Using machine learning to predict which college stars are NBA level caliber
Read on for how I came up with this data!
I shared my previous post and got a suggestion by someone to try a machine learning model on college stars to predict which of them would become All Stars in the NBA. Well, that was really hard. So I’ve kind of split the difference and tried to predict which college stars are NBA quality players, and which ones have a shot at becoming All Stars.
I now understand why college scouts exist. One of the dangers of scouting is that there is a fine balance that must be struck between “the eyeball test” and statistics. You will get burned if you attempt to draft players based solely on one methodology over the other. Advanced analytics are a newer thing to the NBA, and a really really new thing to the NCAA. So the data is not as rich/easy to get. I’ve told people that 80% of machine learning work is about getting good data. And that was absolutely the case here. This was one of the most difficult scrapers I’ve ever written. It turns out there’s over 40,000 NCAA basketball players dating back to 1992 (as far back as the data set would go). If possible, I use the “requests” Python library to scrape websites. If that falls short, I typically create a Selenium web driver and scrape the data using lxml. Like my last project, I once again use SKLEARN for the machine learning algorithm and SPORTS-REFERENCE.com for my data.
After 3 full nights of work, I finally have some semblance of a list. But before I do that, I want to provide the background of how I went about getting the list. I have a csv file of every NBA player dating back to 1980 and an indicator of whether they were an All Star on a particular season. So right there, we know what qualities a player must have to be a) Good enough for the NBA b) Good enough to be an All Star. I also now have a big csv of every college player dating back to 1992 and their playing statistics (it’s not as rich as the NBA list, but it’s serviceable.) It turns out, most NBA guys spend at least a year in college, so I can make the connection to say things like “Magic Johnson averaged x points and y assists in college and he turned out to be an NBA quality player and an All Star.” So with that logic, I can point my algorithm at the college player list and say “hey, based on this year’s NCAA class, who has the best stats to be considered an NBA quality player and who can be an All Star?
I looked at a bunch of draft projection boards and put together a list of 100+ players on the radar. Now, I wasn’t really going for accuracy, but the above screen shot gives a list of players the algorithm predicted are NBA quality players. All but 5 of the selections appeared in the top 30 or top 100 of the composite draft projection boards. If they appeared in the top 30, I marked the predicted player as “1st round” and if they appeared in the top 60–100 I marked the player as “2nd round”.

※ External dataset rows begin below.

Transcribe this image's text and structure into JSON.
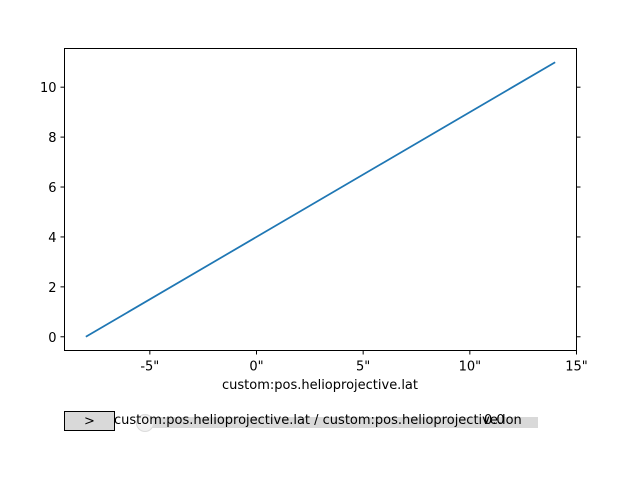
{
  "chart_data": {
    "type": "line",
    "xlabel": "custom:pos.helioprojective.lat",
    "ylabel": "",
    "title": "",
    "xlim": [
      -9,
      15
    ],
    "ylim": [
      -0.55,
      11.55
    ],
    "x_ticks": [
      -5,
      0,
      5,
      10,
      15
    ],
    "x_tick_labels": [
      "-5\"",
      "0\"",
      "5\"",
      "10\"",
      "15\""
    ],
    "y_ticks": [
      0,
      2,
      4,
      6,
      8,
      10
    ],
    "y_tick_labels": [
      "0",
      "2",
      "4",
      "6",
      "8",
      "10"
    ],
    "grid": false,
    "series": [
      {
        "color": "#1f77b4",
        "x": [
          -8,
          14
        ],
        "y": [
          0,
          11
        ]
      }
    ]
  },
  "controls": {
    "toggle_label": ">",
    "slider_label": "custom:pos.helioprojective.lat / custom:pos.helioprojective.lon",
    "slider_value": "0.0",
    "slider_fraction": 0.0
  }
}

So, what’s with the 5 players highlighted in yellow? I have no idea. These are guys the computer said “hey, they’re good enough!” and I didn’t see their names appear on any of the draft boards I checked out. So that means they’re either a complete miss by the computer “whiff” or I’m going to make some NBA team very happy by giving them great intel on a guy completely under the radar.
I ran another model on the predicted players, but this time it was a regression model. The closer the player is to 1.0, the more likely chance they have of being an NBA quality player. I kind of think of this as a confidence factor, but it’s not really one in a true statistical sense. I was just trying to quantify the likelihood of each player’s success.
How good of a chance does my player have based on their projected draft position? Well, 1–5 is a pretty good chance! But you all probably knew that. The key to a draft is “stealing” a player. Picking a great player who is projected to be drafted lower. *cough*jazz and rudy gobert at #27*cough*
Perhaps this year’s draft class steals are going to be Miles Bridges and Jawun Evans?